Unsupported or unavailable resource state: the requested resource type or instance cannot be processed in the tenant's current state.
Transient workload issue: a backend workload error may require retrying the monitor run or snapshot job after the service recovers.

The key is to avoid treating all TCM failures as equal. A failed monitor run with one Exchange transport rule error is a different operational problem than a snapshot job where every Teams resource failed due to access denied.

Suggested pattern for scripts

The following pseudo-flow is what I normally recommend for automation:

# 1. Find recent failed or partially successful monitor runs.
# 2. For each result, call the result directly with $select=errorDetails.
# 3. Write one log record per error detail.
# 4. Group by resourceType and errorMessage.
# 5. Route the issue to the right owner or remediation workflow.

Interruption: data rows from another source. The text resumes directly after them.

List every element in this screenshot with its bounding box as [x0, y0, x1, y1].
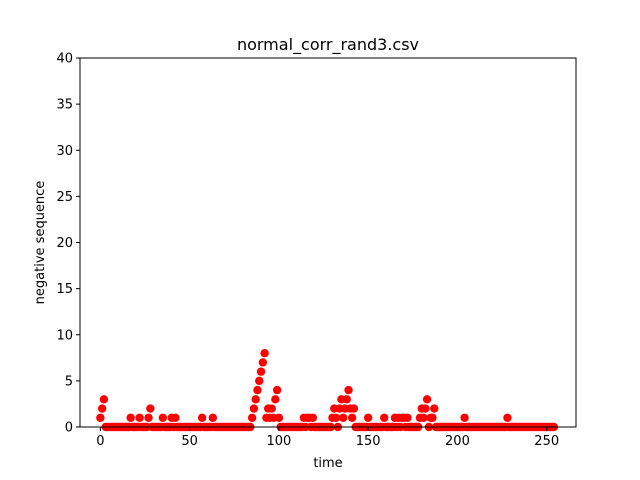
y-tick-label: 15: [56, 282, 73, 297]
data-point: [197, 413, 207, 422]
data-point: [144, 413, 153, 422]
data-point: [503, 413, 512, 422]
x-tick-label: 200: [445, 434, 470, 449]
data-point: [96, 413, 105, 422]
data-point: [271, 395, 280, 404]
plot-frame: [79, 57, 577, 428]
y-tick-label: 30: [56, 144, 73, 159]
data-point: [272, 385, 282, 395]
data-point: [171, 413, 180, 422]
y-tick-label: 0: [65, 421, 73, 436]
data-point: [419, 413, 428, 422]
data-point: [249, 404, 259, 413]
data-point: [251, 395, 260, 404]
chart-title: normal_corr_rand3.csv: [237, 35, 419, 55]
data-point: [422, 395, 432, 404]
data-point: [258, 358, 268, 367]
data-point: [260, 349, 269, 358]
data-point: [380, 413, 389, 422]
data-point: [274, 413, 284, 422]
data-point: [430, 404, 439, 413]
data-point: [342, 395, 351, 404]
data-point: [403, 413, 412, 422]
x-tick-label: 100: [266, 434, 291, 449]
x-tick-label: 50: [181, 434, 198, 449]
data-point: [428, 413, 437, 422]
data-point: [135, 413, 144, 422]
data-point: [344, 385, 353, 395]
y-tick-label: 40: [56, 52, 73, 67]
y-tick-label: 5: [65, 374, 73, 389]
x-tick-label: 150: [356, 434, 381, 449]
x-tick-label: 0: [96, 434, 104, 449]
y-axis-label: negative sequence: [33, 181, 48, 305]
y-tick-label: 20: [56, 236, 73, 251]
data-point: [126, 413, 135, 422]
data-point: [97, 404, 107, 413]
data-point: [247, 413, 257, 422]
x-tick-label: 250: [534, 434, 559, 449]
data-point: [267, 404, 276, 413]
data-point: [158, 413, 168, 422]
data-point: [253, 385, 262, 395]
y-axis-ticks: 0 5 10 15 20 25 30 35 40: [56, 52, 80, 436]
data-point: [349, 404, 359, 413]
data-point: [99, 395, 109, 404]
x-axis-label: time: [313, 456, 342, 471]
y-tick-label: 25: [56, 190, 73, 205]
data-point: [255, 376, 264, 386]
data-point: [363, 413, 373, 422]
y-tick-label: 10: [56, 328, 73, 343]
data-point: [208, 413, 218, 422]
y-tick-label: 35: [56, 98, 73, 113]
data-point: [421, 404, 430, 413]
data-point: [338, 413, 348, 422]
data-point: [331, 413, 341, 422]
data-point: [308, 413, 318, 422]
data-point: [460, 413, 469, 422]
data-point: [256, 367, 266, 376]
data-point: [347, 413, 357, 422]
data-point: [146, 404, 155, 413]
x-axis-ticks: 0 50 100 150 200 250: [96, 427, 559, 449]
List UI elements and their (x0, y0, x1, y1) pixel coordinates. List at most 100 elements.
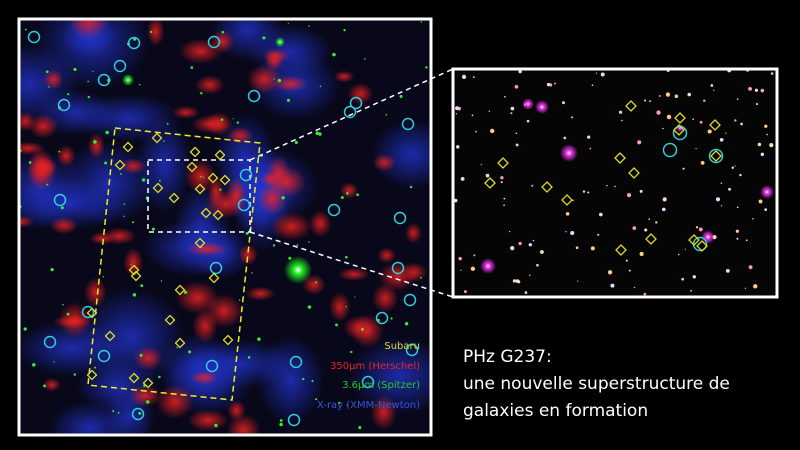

That same pattern applies to snapshot jobs. The only difference is the collection and status field names:

Scenario	Collection	Status field	Error property
Monitor run	`configurationMonitoringResults`	`runStatus`	`errorDetails`
Snapshot job	`configurationSnapshotJobs`	`status`	`errorDetails`

Conclusion

The errorDetails property is one of those small Graph API details that makes a big operational difference. Without it, a failed TCM monitor run or snapshot job is only a status value. With it, you can see the failing resource type, the affected instance, and the message that points you toward remediation.

If you are building automation around Tenant Configuration Management, make $select=errorDetails part of your failure-handling path. It will make your alerts more useful, your logs more actionable, and your troubleshooting much faster.